Thursday night set me back on my heels. I was gaining confidence and feeling good about progress. Setbacks are to be expected, i get it, i know.
I have a lot of mucus in my mouth. So i was spitting some out and there was blood. I think there will always be ptsd for all of us with blood from the mouth after my initial exorcist reenactment. The girls immediate sprung into action. Ela calling my on call surgical team, Siena calling 911. Both packing my essentials while i seemingly moved in slow motion getting my jacket on. We went downstairs and met the fire department. I sat on the back of the truck while they took my vitals and Siena rattled off my medical history. The ambulance arrived. Ela still on hold with on call line. I went to step up into it, not thinking, using my bad leg and it swiftly collapsing under me - the EMT caught me. We made our way across the city to a dingy crowded ER with homeless strewn on stretchers in the hall. This is where our team had told us to come in this event.
I didn't realize how completely stressed out i was until the ENT from our team came through the door. I reflexively reached my arms out to him and felt my whole body start to relax. Someone who knew about my unique condition, someone who was actually in my surgery and new my case! The other doctors were blank at Siena's use of terminology. The respiratory woman brought in a whole cadre of supplies for someone with a typical tracheostomy rather than my laryngectomy. I sat with my text to talk app slowly responding.
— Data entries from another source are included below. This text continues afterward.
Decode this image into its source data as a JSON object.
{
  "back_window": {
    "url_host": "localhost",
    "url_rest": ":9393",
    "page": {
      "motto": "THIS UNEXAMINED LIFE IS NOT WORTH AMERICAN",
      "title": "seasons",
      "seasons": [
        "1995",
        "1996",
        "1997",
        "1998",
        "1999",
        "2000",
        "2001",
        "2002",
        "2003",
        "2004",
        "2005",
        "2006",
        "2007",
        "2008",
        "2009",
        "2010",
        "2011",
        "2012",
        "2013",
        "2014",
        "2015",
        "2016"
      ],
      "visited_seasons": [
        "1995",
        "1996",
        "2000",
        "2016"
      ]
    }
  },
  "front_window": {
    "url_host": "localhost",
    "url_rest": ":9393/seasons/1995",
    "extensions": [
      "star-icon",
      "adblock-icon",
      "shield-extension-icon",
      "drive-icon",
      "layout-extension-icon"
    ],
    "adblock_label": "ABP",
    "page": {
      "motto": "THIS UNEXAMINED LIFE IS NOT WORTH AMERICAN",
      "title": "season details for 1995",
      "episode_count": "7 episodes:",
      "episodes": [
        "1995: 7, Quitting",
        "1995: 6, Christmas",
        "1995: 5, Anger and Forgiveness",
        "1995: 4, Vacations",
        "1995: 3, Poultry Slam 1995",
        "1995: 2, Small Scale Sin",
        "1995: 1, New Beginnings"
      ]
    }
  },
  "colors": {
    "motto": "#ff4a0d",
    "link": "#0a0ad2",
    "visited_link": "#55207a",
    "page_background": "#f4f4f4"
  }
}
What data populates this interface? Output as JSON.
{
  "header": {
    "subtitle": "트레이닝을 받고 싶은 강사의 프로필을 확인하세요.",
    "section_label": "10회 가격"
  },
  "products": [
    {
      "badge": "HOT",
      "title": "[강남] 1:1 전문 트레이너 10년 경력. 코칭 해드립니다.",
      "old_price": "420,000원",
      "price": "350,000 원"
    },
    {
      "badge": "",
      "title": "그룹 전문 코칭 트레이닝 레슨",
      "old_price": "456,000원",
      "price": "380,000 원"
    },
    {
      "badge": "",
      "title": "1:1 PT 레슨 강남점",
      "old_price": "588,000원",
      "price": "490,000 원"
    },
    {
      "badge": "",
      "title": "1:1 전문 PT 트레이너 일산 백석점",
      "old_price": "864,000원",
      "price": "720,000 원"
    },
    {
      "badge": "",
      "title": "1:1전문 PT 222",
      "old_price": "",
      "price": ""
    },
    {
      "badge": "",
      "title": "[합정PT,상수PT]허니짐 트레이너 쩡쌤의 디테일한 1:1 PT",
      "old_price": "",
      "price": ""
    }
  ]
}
Increasingly aware of how poor my abilities to communicate, to advocate for myself really are. Terrified that they would make me stay the night at this hospital and more terrified still that they wouldn't let my daughters stay with me.
Time played tricks, but at last we were given the all clear and on our way in an uber with (a plastic shield between us) the windows down and cold air engulfing us. The night still stretched on as the girls were up every 30 minutes checking on me and my sleep was shallow.
Listen, it ended as well as we could hope. And I know that i will make progress and get stronger and have other setbacks and learn to communicate more smoothly. But it rather puts you in your place. Reminds me that I'm only three weeks out from a really major surgery. That this is a slow game.